All specimens in our study failed by the sutures or grafts cutting through the meniscus. No breakage of the suture or graft was noted in the study. There was also no failure at the tibial fixation site. These results possibly indicate that tibial fixation using a biointerference screw and augmented with a screw and washer is sufficiently strong for clinical applications. A recent biomechanical study showed that the weakest site of the repaired construct was at the suture-meniscus interface regardless of the material used . Similarly, we found that the failure site of the TG group was at the graft-meniscus interface. In order to pass the 3-mm graft and enhance future healing, the peripheral incision should be created longitudinally at the red-red zone and be about 5 mm long. Recently, Ozeki et al. used an autogenous Achilles tendon graft augmented with BMP-7  or synovial mesenchymal stem cells  to treat large meniscal defects in rats and shed light on regenerating the meniscus to prevent further degeneration of the knee cartilage. In the present study, the harvested flexor tendon was passed through the red-red zone of the medial meniscus and fixed into a bone tunnel to secure subsequent biological healing, such as anterior cruciate ligament reconstruction conducted by hamstring tendons . The major limitation of this study would be its time-zero in vitro design. The main difference between this study and actual clinical situations was the use of a porcine knee model and a digital flexor tendon to simulate reconstruction of the human knee with a hamstring TG. Since human knees are generally difficult to obtain for practicing new techniques, an animal model was adopted to compare the initial mechanical characteristics of the two techniques in this study. Porcine knee models were often used in other studies to evaluate mechanical characteristics of the human knee due to their similarities in size, shape, and bone quality [54, 55] as well as the consistency of the tissue quality [47, 50, 56, 57]. Porcine flexor digitorum profundus tendons were used to simulate the human hamstring tendons, because the characteristics of these tissues are comparable [58, 59]. Although the study results of the TG group were promising, this might not reflect the in vivo forces to which the graft is subjected. These data indicated that under these conditions, it is necessary to obtain biomechanical and biological information in vivo with regard to the TG technique in the future.

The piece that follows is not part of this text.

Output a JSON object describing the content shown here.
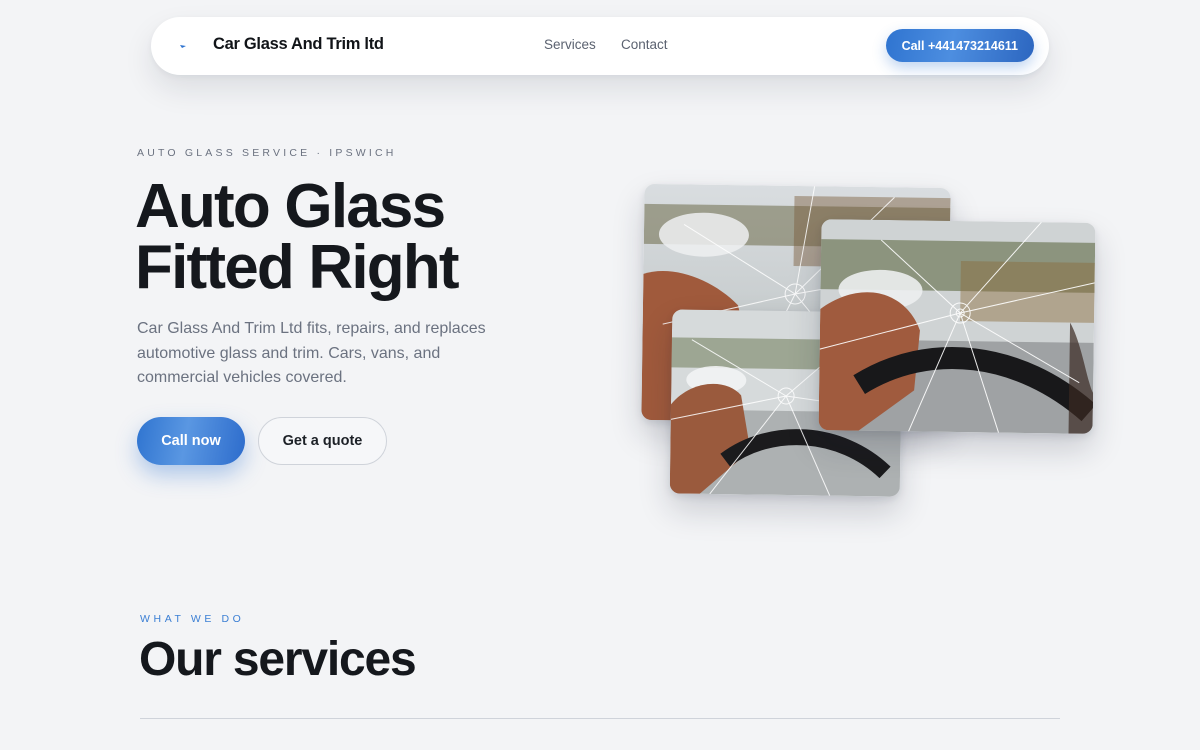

The superior biomechanical properties of the TG technique, such as decreased elongation and higher stiffness, could be beneficial for postoperative biological healing between the meniscus and tibial plateau. However, a slower rehabilitation program after the TG is recommended because of its relatively lower maximum failure load compared to the TPS technique. The TG technique is an entirely new concept for PMMR repair and could be an alternative for anatomic root repair in patients with a poor quality of the residual meniscus, a chronic tear with severe loss of tissue substance, or shortening of the meniscus root ligaments.